Stars - Set Yourself On Fire
Montreal, then, is the new
New York Seattle Manchester Sweden. It boasts Arcade Fire, Broken Social Scene, The Dears and Do Make Say Think (okay, they're from Toronto, but still). And Stars. All of whom are actually quite diverse and different - but hey, they're from the same place, and that constitutes a Music Scene, right?
Set Yourself On Fire is Stars' third album, a silvery slab of shiny, cerebral pop that sounds nothing like Arcade Fire but quite a lot like Belle and Sebastian, Joy Zipper, Saint Etienne and The Smiths. It's a full-bodied, witty effort bursting with different instruments including trombones, strings, saxophone and synthesisers alongside guitar, drums and bass. The songs are mostly about relationships, with Amy Millan and Torquil Campbell's boy-girl vocal chemistry complimenting these themes very well. It's cleverly-produced: this sort of mixture could well have ended up sounding rather twee, but it works; the strings are never given too much prominence in the mix and the guitars and synths provide a contrast to the other instruments, lending the music an interesting edge.
The album breezes in with Your Ex-Lover Is Dead, a wry take on a chance encounter with an old flame. Millan sounds like Kirsty MacColl as she sings in tandem with Campbell over lush strings, jangly guitars and a piano in the background, lifting the sound towards the end. The lyrics are wisftul and defiant, especially the closing lines as the song draws to a climax, both vocalists declaring "I'm not sorry I met you / I'm not sorry it's over / I'm not sorry there's nothing to say."

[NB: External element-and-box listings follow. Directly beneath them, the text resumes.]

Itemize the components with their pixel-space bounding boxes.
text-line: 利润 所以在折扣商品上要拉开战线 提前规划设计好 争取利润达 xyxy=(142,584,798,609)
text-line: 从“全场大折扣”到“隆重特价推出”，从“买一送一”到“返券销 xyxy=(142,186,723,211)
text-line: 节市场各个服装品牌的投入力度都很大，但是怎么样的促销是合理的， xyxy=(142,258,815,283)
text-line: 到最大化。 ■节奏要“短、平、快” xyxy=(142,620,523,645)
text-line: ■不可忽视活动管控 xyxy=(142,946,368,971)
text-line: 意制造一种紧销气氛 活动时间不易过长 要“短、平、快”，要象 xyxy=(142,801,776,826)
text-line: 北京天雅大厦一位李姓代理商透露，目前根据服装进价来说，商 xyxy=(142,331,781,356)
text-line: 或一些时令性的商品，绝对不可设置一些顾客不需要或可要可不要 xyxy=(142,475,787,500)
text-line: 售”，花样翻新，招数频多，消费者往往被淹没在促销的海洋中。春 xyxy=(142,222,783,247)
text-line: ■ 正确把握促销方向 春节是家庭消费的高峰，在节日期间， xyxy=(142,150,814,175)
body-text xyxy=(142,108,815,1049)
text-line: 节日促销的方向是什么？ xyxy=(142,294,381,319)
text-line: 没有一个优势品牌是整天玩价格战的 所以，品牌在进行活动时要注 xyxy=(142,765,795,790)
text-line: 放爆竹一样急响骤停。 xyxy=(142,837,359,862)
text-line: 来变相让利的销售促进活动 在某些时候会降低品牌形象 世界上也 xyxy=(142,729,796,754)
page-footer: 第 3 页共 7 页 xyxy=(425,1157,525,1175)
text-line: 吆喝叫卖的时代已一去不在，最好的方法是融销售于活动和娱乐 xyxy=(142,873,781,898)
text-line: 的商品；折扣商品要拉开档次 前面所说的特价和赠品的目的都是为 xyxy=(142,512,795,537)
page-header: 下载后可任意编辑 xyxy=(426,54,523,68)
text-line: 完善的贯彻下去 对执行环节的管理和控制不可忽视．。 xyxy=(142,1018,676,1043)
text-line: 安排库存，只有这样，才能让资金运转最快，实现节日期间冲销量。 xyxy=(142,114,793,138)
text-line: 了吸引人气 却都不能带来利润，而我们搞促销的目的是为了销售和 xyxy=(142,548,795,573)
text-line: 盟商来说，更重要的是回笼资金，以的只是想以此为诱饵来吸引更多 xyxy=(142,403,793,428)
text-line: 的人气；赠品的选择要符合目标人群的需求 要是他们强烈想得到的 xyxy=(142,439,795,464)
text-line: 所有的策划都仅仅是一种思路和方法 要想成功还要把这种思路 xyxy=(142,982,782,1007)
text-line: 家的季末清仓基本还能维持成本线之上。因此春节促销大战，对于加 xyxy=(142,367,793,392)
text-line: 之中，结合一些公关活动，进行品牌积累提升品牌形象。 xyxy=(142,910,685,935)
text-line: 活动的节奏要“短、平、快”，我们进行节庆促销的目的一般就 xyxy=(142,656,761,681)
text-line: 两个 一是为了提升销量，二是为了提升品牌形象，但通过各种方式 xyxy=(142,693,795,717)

The title track moves things up a notch, airy synths giving way to Belle and Sebastian-like harmonies and chugging guitar chords that veer inventively into Stereolab territory before the song branches out to a quiet, instrumental coda that leads into Cambell's breathy, contemplative vocal, providing a sharp contrast to the vivacity of the rest of the song. This dreamy conclusion is swiftly followed by the bouncy, hook-laden power-pop of Ageless Beauty, which would swirl straight into the top 10 if there was any justice in the world.
Set Yourself On Fire is a wide-ranging, balanced record. Peppy tracks like Ageless Beauty and the buoyant What I'm Trying To Say sit comfortably alongside more subdued moments, such as the silky call-and-response duet of The Big Fight and the wistful recounting of the end of a relationship on One More Night. Stars sound like a chirpier version of The Smiths on Reunion and the instrumental maelstrom at the end of He Lied About Death is reminiscent of Caribou (formerly Manitoba AKA Dan Snaith - oh, and he's from Canada too. But not Montreal). This is Stars at their most vitriolic, a biting tribute to George W Bush - the only real note of aggression the album.
This band wears its heart very prominently on its sleeve, and Set Yourself On Fire feels honest, genuine and universal. Stars' pop sensibilities are finely-honed and their influences clear, but they're not simply rehashing their favourite artists. They experiment with different combinations of instruments, and the result is sweet without being syrupy; sincere but not sentimental. They may not quite have the sit-up-and-listen salvo of Arcade Fire, but it's difficult not to like their refined, bittersweet style, which makes Set Yourself On Fire a very sophisticated, engaging set of songs. Go get.